Так сказав, Петр нахмурил свои нависшие брови, и зеленые молнии с ужасающей яростью заблистали в диких очах. Но он быстро погасил эти огоньки, закатил глаза и казался потухшим вулканом.
Мертвенно-бледный, сидел в глубоком безмолвии.
"Ну, а смерть?" – вопрошал Мусатов.
"Смерть – это перевод жильца из комнаты № 10000 в комнату № 10001, если на то имеются надлежащие бумаги", – сказал грозовой Петр, очнувшись, восстав из мертвых.
Висячая лампа медленно потухала, когда лакей во фраке принес господам по стакану чаю с баранками.
"Может быть соединение между Западом и Востоком?"
И ему в ответ Петр-Гроза: "Какое тут соединение: ведь Запад смердит разложением, а Восток не смердит только потому, что уже давным-давно разложился!"
"Но кому же улыбается будущее?"
Тут произошло маленькое затруднение: сущность вещей схватилась руками за свои сползающие кальсоны и присела от изумления; потом, стуча рукой по высокому лбу, качала укоризненно головой: "Эхма!.. Что ж ты, батенька?.. Проник в наши тайны, а не знаешь азбучной истины!"
Потом она вылила графин холодной воды на голову Мусатову, приговаривая: "А негр?.. А негр?"
"Так негр", – сказал пророк совершенно упавшим голосом, оправляя волосы, мокрые от воды.
"Негр, негр! Конечно, негр!.. Черномазый, красногубый негр – вот грядущий владыка мира!"
Тут Мусатов уронил голову на стол и замер в порыве пьяного отчаяния.
Забавный толстяк читал новую лекцию невидимым.
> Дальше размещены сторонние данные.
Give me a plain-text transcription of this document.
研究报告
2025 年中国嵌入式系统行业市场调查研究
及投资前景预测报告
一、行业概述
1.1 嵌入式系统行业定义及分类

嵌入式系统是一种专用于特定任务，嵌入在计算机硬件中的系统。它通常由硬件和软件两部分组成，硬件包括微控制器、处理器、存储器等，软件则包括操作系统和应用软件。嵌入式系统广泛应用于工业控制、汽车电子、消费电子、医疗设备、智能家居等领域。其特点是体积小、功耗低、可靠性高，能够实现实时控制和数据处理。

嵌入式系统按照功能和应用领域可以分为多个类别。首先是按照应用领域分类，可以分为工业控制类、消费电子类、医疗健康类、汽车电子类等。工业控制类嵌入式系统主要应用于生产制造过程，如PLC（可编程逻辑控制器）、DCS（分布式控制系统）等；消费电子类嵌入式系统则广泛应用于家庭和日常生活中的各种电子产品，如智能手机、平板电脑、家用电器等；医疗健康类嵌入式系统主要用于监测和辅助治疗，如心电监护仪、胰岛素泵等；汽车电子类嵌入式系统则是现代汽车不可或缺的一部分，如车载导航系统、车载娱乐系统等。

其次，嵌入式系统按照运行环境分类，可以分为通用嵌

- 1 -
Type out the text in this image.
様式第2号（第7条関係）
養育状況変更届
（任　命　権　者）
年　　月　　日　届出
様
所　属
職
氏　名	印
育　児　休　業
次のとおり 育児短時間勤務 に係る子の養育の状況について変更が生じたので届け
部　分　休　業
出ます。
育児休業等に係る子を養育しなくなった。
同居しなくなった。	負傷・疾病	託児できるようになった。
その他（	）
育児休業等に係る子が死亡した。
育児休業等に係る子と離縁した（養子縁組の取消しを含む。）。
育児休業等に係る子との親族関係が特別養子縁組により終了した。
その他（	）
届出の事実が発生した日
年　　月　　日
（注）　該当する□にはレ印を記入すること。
"Я разрезаю живот… Вытаскиваю и прочищаю кишки… Отрезав нужный мне кусок кишки, я сшиваю отрезанные концы,
и дело в шляпе", – восторженно закончил он свою лекцию, а уже его попирал босоногий Петр, шепча лихорадочно: "Опять за старое, седой греховодник!"
Но толстяк жалобно умолял: "Голубчик Pierre, разрешите мне выкрикнуть еще только один ужасик!"